UFAL/HUPAA - Hospital Universitário Prof. Alberto Antunes (AL) — Prova 2021
Atualmente, várias opções terapêuticas medicamentosas estão disponíveis para o tratamento das Emergências Hipertensivas (EH). O fármaco anti-hipertensivo ideal para uso parenteral deve apresentar as seguintes características listadas abaixo, indique a errada.
Fármaco ideal para EH → rápido início/duração, previsível, reversível, mínimo ajuste, reverte fisiopatologia.
Em emergências hipertensivas, a escolha do fármaco parenteral é crucial. O ideal deve ter rápido início e curta duração de ação, permitindo titulação precisa e previsível para evitar hipotensão excessiva e garantir a reversão das alterações fisiopatológicas agudas.
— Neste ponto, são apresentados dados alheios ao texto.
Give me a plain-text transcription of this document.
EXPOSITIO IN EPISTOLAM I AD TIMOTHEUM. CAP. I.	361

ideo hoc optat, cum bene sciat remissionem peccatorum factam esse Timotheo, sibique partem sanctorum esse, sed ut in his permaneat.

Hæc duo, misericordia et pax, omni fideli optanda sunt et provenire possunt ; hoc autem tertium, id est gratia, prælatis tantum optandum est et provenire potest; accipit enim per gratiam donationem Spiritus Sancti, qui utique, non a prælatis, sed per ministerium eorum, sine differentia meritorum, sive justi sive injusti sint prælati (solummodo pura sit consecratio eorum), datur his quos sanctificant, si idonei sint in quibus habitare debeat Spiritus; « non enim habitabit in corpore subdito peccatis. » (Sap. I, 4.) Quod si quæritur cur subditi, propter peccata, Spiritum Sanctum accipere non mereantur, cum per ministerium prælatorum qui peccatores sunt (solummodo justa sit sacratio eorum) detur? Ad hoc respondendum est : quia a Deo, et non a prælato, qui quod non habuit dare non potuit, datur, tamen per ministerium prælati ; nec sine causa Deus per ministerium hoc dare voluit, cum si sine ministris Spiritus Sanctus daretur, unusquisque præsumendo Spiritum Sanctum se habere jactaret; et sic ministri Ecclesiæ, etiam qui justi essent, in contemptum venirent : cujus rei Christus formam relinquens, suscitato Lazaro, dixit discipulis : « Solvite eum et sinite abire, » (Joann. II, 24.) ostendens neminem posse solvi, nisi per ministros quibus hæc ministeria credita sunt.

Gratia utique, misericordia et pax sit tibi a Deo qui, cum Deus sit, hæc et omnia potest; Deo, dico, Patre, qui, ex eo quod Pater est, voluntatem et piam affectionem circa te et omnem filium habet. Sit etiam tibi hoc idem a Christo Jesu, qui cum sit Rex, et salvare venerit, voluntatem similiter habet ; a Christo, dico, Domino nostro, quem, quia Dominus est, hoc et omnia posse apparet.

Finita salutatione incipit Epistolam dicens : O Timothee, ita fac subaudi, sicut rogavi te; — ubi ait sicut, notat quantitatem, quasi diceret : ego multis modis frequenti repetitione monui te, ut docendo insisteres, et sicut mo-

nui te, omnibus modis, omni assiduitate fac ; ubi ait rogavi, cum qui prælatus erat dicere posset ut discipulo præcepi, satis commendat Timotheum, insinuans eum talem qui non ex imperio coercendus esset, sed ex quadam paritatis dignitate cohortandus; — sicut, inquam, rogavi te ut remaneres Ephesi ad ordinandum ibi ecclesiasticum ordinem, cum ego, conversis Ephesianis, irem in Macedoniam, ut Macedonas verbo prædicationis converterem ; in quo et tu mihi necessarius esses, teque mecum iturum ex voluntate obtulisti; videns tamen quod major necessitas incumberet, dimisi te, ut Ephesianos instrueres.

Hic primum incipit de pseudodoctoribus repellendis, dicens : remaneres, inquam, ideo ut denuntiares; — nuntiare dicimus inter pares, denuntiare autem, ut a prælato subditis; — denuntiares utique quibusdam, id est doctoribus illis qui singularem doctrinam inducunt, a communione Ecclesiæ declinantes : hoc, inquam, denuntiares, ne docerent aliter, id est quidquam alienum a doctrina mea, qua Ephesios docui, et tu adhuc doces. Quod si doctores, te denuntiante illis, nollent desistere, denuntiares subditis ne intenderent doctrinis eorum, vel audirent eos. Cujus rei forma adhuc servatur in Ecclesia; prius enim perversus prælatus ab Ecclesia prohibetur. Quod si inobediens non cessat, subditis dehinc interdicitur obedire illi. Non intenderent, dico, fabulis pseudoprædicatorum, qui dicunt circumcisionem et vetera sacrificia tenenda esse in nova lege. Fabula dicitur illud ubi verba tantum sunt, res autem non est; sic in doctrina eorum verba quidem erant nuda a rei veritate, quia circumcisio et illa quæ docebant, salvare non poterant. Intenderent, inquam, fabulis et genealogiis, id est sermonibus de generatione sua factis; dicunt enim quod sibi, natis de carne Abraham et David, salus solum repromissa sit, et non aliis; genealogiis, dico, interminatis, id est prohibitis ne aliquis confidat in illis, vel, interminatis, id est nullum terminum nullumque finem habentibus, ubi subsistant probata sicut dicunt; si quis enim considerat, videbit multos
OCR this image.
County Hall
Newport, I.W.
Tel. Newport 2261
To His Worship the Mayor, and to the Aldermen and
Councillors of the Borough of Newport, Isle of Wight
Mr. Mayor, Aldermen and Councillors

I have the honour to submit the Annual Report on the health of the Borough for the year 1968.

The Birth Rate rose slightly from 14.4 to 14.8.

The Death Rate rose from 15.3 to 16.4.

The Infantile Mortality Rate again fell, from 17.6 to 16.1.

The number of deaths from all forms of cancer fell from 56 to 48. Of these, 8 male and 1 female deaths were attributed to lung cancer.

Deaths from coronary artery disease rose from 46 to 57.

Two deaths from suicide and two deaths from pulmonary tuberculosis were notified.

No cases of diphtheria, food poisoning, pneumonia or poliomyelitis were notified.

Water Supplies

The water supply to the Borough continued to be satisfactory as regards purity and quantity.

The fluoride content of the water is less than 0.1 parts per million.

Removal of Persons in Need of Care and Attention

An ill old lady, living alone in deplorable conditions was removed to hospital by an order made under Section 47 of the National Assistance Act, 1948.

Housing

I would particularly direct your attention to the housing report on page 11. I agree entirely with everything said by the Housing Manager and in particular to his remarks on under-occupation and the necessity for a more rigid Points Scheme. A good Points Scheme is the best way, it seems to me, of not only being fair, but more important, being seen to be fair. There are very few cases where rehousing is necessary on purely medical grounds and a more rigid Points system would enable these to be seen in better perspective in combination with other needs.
Emergências hipertensivas representam condições clínicas graves caracterizadas por elevação acentuada da pressão arterial associada a lesão aguda de órgãos-alvo, como cérebro, coração, rins ou retina. A prevalência dessas condições é significativa, e o manejo inadequado pode levar a morbidade e mortalidade elevadas, tornando o conhecimento aprofundado essencial para residentes e profissionais de saúde. O diagnóstico precoce e a intervenção terapêutica imediata são cruciais. A fisiopatologia envolve um desequilíbrio entre vasoconstritores e vasodilatadores, resultando em aumento da resistência vascular sistêmica e disfunção endotelial. A suspeita deve surgir em pacientes com PA muito elevada e sintomas de disfunção orgânica aguda, como cefaleia intensa, alterações visuais, dor torácica ou dispneia. O tratamento farmacológico de emergências hipertensivas requer o uso de agentes anti-hipertensivos parenterais. O fármaco ideal deve possuir rápido início de ação, curta duração, curva dose-resposta previsível, mínimo ajuste de dosagem e capacidade de reverter as alterações fisiopatológicas, permitindo um controle preciso e seguro da pressão arterial para proteger os órgãos-alvo.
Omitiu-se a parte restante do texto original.